AI and technological sovereignty: understanding the risk
"It's time for founders to realize that when you build a technology company, you need to think about the entire stack."
For many years, technology was treated primarily as a cost center. The priority was to deploy tools that were efficient, reliable, and easy to implement. This approach led many organizations to concentrate their dependencies around a handful of major providers, most of them American.
For David Djaïz, that mindset is now outdated. Business leaders must start viewing their technology architecture as a strategic issue in its own right, not simply as an IT concern. Behind every application, every software solution, and every AI use case lie infrastructure choices with tangible economic and operational consequences.
The objective is not to pursue absolute technological sovereignty at all costs. The first step is simply becoming aware of the dependencies that already exist. David points to a recent comment by Arthur Mensch, founder of Mistral, who noted that token consumption already represents roughly 10% of his company's payroll expenses. This figure illustrates a broader trend: as AI becomes increasingly embedded in business processes, the associated costs will grow and technological dependencies will deepen.
A few ways to reduce risk include:
- Using multiple cloud providers: This restores bargaining power and makes it possible to migrate part of the infrastructure if prices rise sharply or contractual terms change.
- Handling sensitive data differently: Not all data needs to be hosted on American public cloud infrastructure. The most critical information may require more controlled environments.
- Building more resource-efficient AI systems: Leveraging open-source models such as Mistral AI, DeepSeek, or Meta locally can reduce token consumption and limit certain dependencies.
AI and technology: what impact on talent and organizations?
"AI can be an extraordinary enabler, but it must be used in the right way and in the right place."
For David, AI is not merely a technological transformation. By becoming embedded directly into workflows, it is reshaping how companies create value and organize work. What he observes is a reallocation between technical capital and human labor. The challenge is no longer simply how to deploy AI, but how to manage this transformation without weakening collective intelligence or undermining human capital.
He also sees a significant gap between productivity promises and real-world outcomes. AI may streamline one part of a process while creating new requirements elsewhere: oversight, quality control, verification, and coordination. It can "save 50% of the effort here" while generating "40% more work" somewhere else in the process. For now, the overall net impact remains disappointing in most organizations.
The deeper challenge, however, is organizational. Many companies still approach AI through a traditional problem-solving lens, whereas AI requires a broader redesign of workflows, collaboration models, and operating structures. David frames this transformation around three dimensions:
- Technological readiness: Evolving the technology stack without creating new dependencies.
- Organizational readiness: Rethinking workflows and ways of working.
- The social contract: Determining how the value created by AI is shared among shareholders, customers, and, most importantly, employees.
This third dimension is often the most neglected. If AI generates productivity gains, who will ultimately benefit? Companies will need to answer that question not in theory, but through their day-to-day practices.
The impact is already visible in the labor market, particularly for junior talent.

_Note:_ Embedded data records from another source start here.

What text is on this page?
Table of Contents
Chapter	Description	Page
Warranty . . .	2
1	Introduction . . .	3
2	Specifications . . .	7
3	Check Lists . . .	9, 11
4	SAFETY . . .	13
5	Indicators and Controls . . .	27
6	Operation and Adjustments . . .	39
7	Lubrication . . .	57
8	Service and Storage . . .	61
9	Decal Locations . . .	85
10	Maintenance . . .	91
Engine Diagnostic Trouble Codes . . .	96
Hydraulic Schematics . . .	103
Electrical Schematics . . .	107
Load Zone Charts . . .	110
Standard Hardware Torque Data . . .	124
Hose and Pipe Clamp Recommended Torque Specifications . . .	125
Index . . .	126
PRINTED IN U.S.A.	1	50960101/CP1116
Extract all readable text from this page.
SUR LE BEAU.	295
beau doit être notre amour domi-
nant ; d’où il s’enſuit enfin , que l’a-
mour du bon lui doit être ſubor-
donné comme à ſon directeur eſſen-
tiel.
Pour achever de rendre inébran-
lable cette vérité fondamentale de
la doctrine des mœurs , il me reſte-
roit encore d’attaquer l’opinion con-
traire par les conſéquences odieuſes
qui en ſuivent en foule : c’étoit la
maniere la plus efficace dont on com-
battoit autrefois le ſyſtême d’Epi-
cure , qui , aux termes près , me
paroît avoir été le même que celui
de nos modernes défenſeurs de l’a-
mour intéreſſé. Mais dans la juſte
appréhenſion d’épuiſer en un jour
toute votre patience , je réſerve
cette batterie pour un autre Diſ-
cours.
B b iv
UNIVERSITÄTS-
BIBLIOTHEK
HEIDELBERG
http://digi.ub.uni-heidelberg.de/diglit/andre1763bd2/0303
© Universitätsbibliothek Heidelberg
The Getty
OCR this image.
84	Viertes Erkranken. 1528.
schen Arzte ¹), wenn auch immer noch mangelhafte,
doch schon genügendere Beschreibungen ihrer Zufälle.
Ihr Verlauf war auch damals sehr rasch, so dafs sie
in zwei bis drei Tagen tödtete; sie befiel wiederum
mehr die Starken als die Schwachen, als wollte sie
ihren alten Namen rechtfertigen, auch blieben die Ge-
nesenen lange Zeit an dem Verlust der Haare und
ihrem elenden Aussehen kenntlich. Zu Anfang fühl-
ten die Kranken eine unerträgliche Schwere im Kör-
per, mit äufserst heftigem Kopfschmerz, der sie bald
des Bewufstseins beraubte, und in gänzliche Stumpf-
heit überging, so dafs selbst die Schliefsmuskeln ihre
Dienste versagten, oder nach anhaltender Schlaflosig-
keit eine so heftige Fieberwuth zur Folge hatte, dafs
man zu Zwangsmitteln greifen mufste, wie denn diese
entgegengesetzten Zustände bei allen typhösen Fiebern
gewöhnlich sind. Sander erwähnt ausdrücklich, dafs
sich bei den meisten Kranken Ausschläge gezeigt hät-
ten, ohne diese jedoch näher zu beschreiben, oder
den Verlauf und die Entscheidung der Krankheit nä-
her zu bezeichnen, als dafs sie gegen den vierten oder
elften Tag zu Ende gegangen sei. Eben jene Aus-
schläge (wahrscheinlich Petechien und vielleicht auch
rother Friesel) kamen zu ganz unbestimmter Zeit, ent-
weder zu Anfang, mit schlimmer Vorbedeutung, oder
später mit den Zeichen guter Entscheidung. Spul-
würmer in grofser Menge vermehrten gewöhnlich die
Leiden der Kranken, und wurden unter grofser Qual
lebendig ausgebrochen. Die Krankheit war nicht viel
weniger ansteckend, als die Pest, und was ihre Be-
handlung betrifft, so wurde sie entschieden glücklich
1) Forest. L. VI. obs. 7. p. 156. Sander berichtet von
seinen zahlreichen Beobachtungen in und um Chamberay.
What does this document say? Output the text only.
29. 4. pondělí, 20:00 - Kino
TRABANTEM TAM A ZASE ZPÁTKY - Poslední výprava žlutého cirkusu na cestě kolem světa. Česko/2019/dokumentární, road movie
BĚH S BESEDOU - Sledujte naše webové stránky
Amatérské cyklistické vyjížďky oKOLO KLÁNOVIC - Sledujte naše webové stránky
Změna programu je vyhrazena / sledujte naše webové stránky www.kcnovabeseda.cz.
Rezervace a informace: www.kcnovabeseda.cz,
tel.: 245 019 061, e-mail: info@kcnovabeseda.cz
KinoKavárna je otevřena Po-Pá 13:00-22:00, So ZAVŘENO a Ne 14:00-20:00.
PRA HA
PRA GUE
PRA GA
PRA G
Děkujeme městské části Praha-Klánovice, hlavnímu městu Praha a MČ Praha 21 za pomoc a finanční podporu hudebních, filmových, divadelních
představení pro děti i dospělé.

Many of the analytical and synthesis tasks traditionally assigned to early-career professionals are among the easiest to automate. Nevertheless, David believes that adopting a "no junior hiring" policy would be a mistake. Those early years of learning are what build the talent pipeline organizations will depend on in the future. Cutting back too aggressively on junior hiring is effectively undermining the very foundation of tomorrow's workforce.
Why recruitment has become his number one priority
After several years in the public sector, David encountered a responsibility he had never truly faced before: building his own team. In public institutions, managers lead teams, but they rarely choose the people they work with. Upon taking over Ascend Partners, he quickly realized how difficult hiring can be, even with highly structured processes in place.
- You have to accept a certain error rate: Human fit and professional fit can only be fully assessed over time. Despite interviews, reference checks, and case studies, it often takes two or three months of working together to know whether a relationship will truly succeed. Even leading consulting firms accept error rates of around one-third despite rigorous hiring processes. The goal is therefore not to eliminate mistakes entirely, but to acknowledge and normalize them.
- You need to understand your strengths and weaknesses: At Ascend Partners, a growing company, uncertainty is part of the journey. While larger consulting firms may offer greater predictability, David highlights different advantages: exposure to strategic topics, greater ownership, significant responsibilities, and a highly entrepreneurial environment.
- Recruitment requires time and energy: If hiring is genuinely a 10/10 priority, it is inconsistent to dedicate only a marginal share of your calendar to it.